Memorial Day
In the spring of 1865, the American Civil War came to an end and the nation began a long healing process that some today has never fully ended. Because that conflict was at the time the bloodiest and deadliest in American history, large cemeteries were built across the country to facilitate the burying of the dead from both the North and the South.
Later in the decade, many would go out together to decorate and remember the fallen soldiers from that conflict, until the tradition spread across the entire country. By May of 1868, people like General John A. Logan were calling for a more organized holiday, which Logan named as Decoration Day, the official date of which would be the 30th of May, due to the fact that no battles from the Civil War had taken place on that particular date.
Five thousand people showed up at Arlington Cemetery in Washington D.C. for that first memorial service, decorating the twenty thousand soldiers buried on the former estate of Confederate General Robert E. Lee’s estate. By the end of the decade, every state in the North had some kind of Decoration Day service.
Heading into World War One, the holiday once again came into morbid prominence when the day was expanded to include American soldiers who died serving in the ‘Great War.’
Eventually as America found itself involved in other conflicts like World War Two and The Korean War, the holiday was expanded even further in scope, honoring all American Soldiers that died in the call of duty.
Waterloo, New York was branded the official city to start the tradition of Memorial Day in the country, although many cities and states had been doing their own memorial services almost immediately after the Civil War ended. This may have more to do with the fact that Waterloo had the entire town get into the tradition of decorating the entire town each year and making it a proper community event.

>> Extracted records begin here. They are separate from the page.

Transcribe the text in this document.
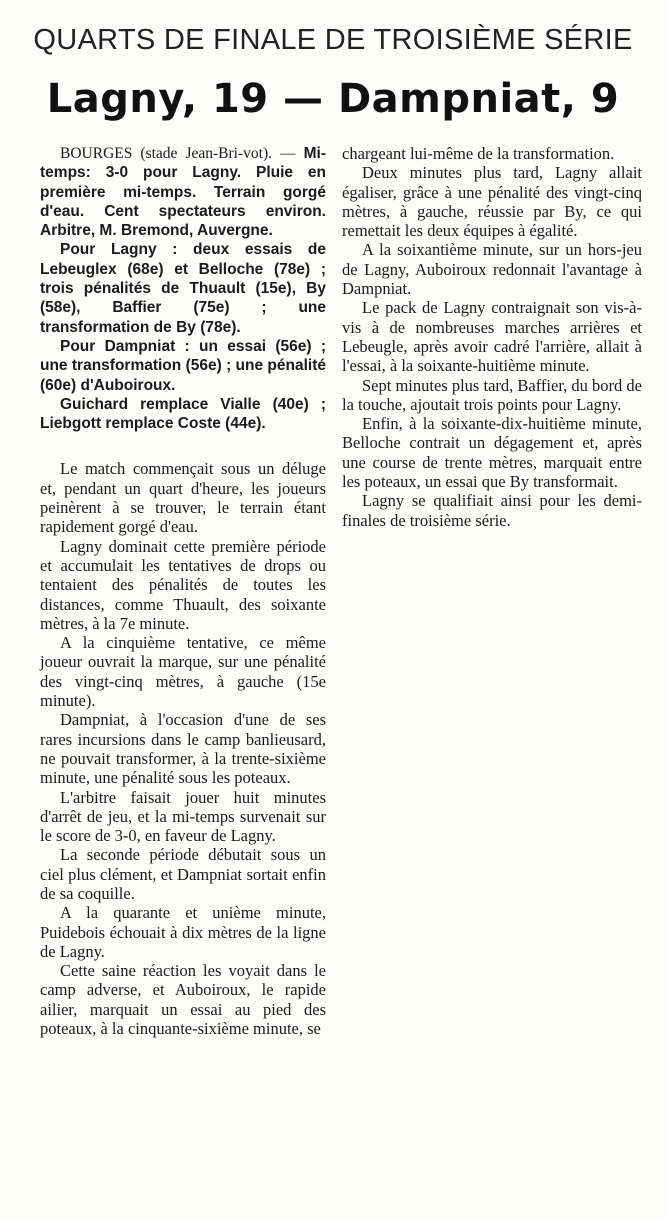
QUARTS DE FINALE DE TROISIÈME SÉRIE
Lagny, 19 — Dampniat, 9

BOURGES (stade Jean-Bri-vot). — Mi-temps: 3-0 pour Lagny. Pluie en première mi-temps. Terrain gorgé d'eau. Cent spectateurs environ. Arbitre, M. Bremond, Auvergne.

Pour Lagny : deux essais de Lebeuglex (68e) et Belloche (78e) ; trois pénalités de Thuault (15e), By (58e), Baffier (75e) ; une transformation de By (78e).

Pour Dampniat : un essai (56e) ; une transformation (56e) ; une pénalité (60e) d'Auboiroux.

Guichard remplace Vialle (40e) ; Liebgott remplace Coste (44e).

Le match commençait sous un déluge et, pendant un quart d'heure, les joueurs peinèrent à se trouver, le terrain étant rapidement gorgé d'eau.

Lagny dominait cette première période et accumulait les tentatives de drops ou tentaient des pénalités de toutes les distances, comme Thuault, des soixante mètres, à la 7e minute.

A la cinquième tentative, ce même joueur ouvrait la marque, sur une pénalité des vingt-cinq mètres, à gauche (15e minute).

Dampniat, à l'occasion d'une de ses rares incursions dans le camp banlieusard, ne pouvait transformer, à la trente-sixième minute, une pénalité sous les poteaux.

L'arbitre faisait jouer huit minutes d'arrêt de jeu, et la mi-temps survenait sur le score de 3-0, en faveur de Lagny.

La seconde période débutait sous un ciel plus clément, et Dampniat sortait enfin de sa coquille.

A la quarante et unième minute, Puidebois échouait à dix mètres de la ligne de Lagny.

Cette saine réaction les voyait dans le camp adverse, et Auboiroux, le rapide ailier, marquait un essai au pied des poteaux, à la cinquante-sixième minute, se

chargeant lui-même de la transformation.

Deux minutes plus tard, Lagny allait égaliser, grâce à une pénalité des vingt-cinq mètres, à gauche, réussie par By, ce qui remettait les deux équipes à égalité.

A la soixantième minute, sur un hors-jeu de Lagny, Auboiroux redonnait l'avantage à Dampniat.

Le pack de Lagny contraignait son vis-à-vis à de nombreuses marches arrières et Lebeugle, après avoir cadré l'arrière, allait à l'essai, à la soixante-huitième minute.

Sept minutes plus tard, Baffier, du bord de la touche, ajoutait trois points pour Lagny.

Enfin, à la soixante-dix-huitième minute, Belloche contrait un dégagement et, après une course de trente mètres, marquait entre les poteaux, un essai que By transformait.

Lagny se qualifiait ainsi pour les demi-finales de troisième série.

In 1968, while the United States was at war with Vietnam, Congress passed the Uniform Monday Holiday Act, which would go into effect in 1971. The act made Memorial Day a Federal holiday and also moved the holiday from May 30th, where it had resided for over one-hundred years, to the last Monday in May, making for a three day weekend for some workers to mourn and remember the fallen as well as becoming the unofficial date that marked the beginning of the Summer.
In the year 2000, more updates to the holiday were made, with the official ‘moment of silence’ across the country being declared as 3:00 p.m. local time, a moment former President Obama released a Presidential Proclamation about, saying that all Americans should observe that moment of silence diligently.
Many of us, if not most of us, had a relative or various branches of our family tree, both past and present, who has died in an American conflict, fighting for their fellow countrymen…Be sure you remember to honor these men for their brave sacrifices this May.